Gitlin is also hard on the mainstream press for describing political correctness as a new McCarthyism. “P.C. did not, in fact, haul miscreants up before congressional committees,” he writes, “fire or flunk nonconformists, pillory them in the press or take their passports away.” But Gitlin's attack on the anti-P.C. overkill misses the point. Just as liberals earlier in the century had to purge communists from their ranks, the radical multiculturalists he's taking on must be fought, not just reasoned with. It's hard—even paradoxical—to build a commonality movement by excluding people, but as Hubert Humphrey and other liberals learned in the 1940s, it's the only way.

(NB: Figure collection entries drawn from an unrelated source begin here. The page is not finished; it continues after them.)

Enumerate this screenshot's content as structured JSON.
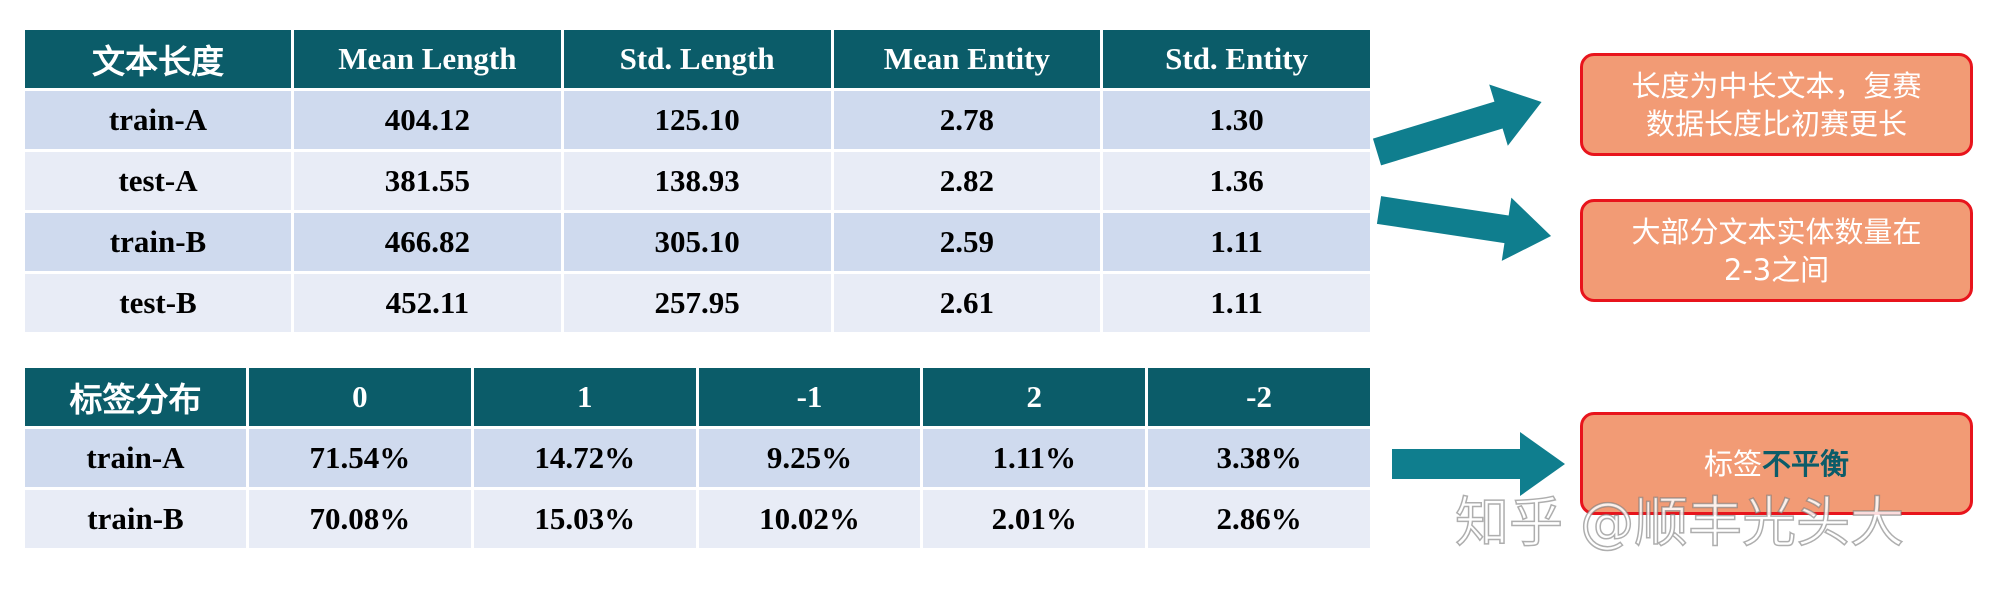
{
  "table1": {
    "header": [
      "文本长度",
      "Mean Length",
      "Std. Length",
      "Mean Entity",
      "Std. Entity"
    ],
    "rows": [
      [
        "train-A",
        "404.12",
        "125.10",
        "2.78",
        "1.30"
      ],
      [
        "test-A",
        "381.55",
        "138.93",
        "2.82",
        "1.36"
      ],
      [
        "train-B",
        "466.82",
        "305.10",
        "2.59",
        "1.11"
      ],
      [
        "test-B",
        "452.11",
        "257.95",
        "2.61",
        "1.11"
      ]
    ]
  },
  "table2": {
    "header": [
      "标签分布",
      "0",
      "1",
      "-1",
      "2",
      "-2"
    ],
    "rows": [
      [
        "train-A",
        "71.54%",
        "14.72%",
        "9.25%",
        "1.11%",
        "3.38%"
      ],
      [
        "train-B",
        "70.08%",
        "15.03%",
        "10.02%",
        "2.01%",
        "2.86%"
      ]
    ]
  },
  "callouts": [
    {
      "lines": [
        "长度为中长文本，复赛",
        "数据长度比初赛更长"
      ]
    },
    {
      "lines": [
        "大部分文本实体数量在",
        "2-3之间"
      ]
    },
    {
      "parts": [
        "标签",
        "不平衡"
      ]
    }
  ],
  "watermark": "知乎 @顺丰光头大"
}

“For too long,” Gitlin writes, “too many Americans have busied themselves digging trenches to fortify their cultural borders, lining their trenches with insulation. Enough bunkers! Enough of the perfection of differences! We ought to be building bridges.”
Yes, but cooperating with other factions in opposition to the right is not nearly enough. We need to totally redefine what it means to be progressive, liberal, or of the “left.” In part, that will mean subordinating individual causes and identities, such as ethnicity, to a larger, common interest. Tony Blair, the likely next prime minister of Great Britain, has begun to do that with the Labor Party. If Bill Clinton had been more clear-headed, he might have done it here. It is gratifying to see a bona fide liberal break free of liberal dogma. For those who didn't know it before, Gitlin has illuminated the wrong turn we made and shown us where we shouldn't go. Next, maybe someone can muster the vision to show us where we should.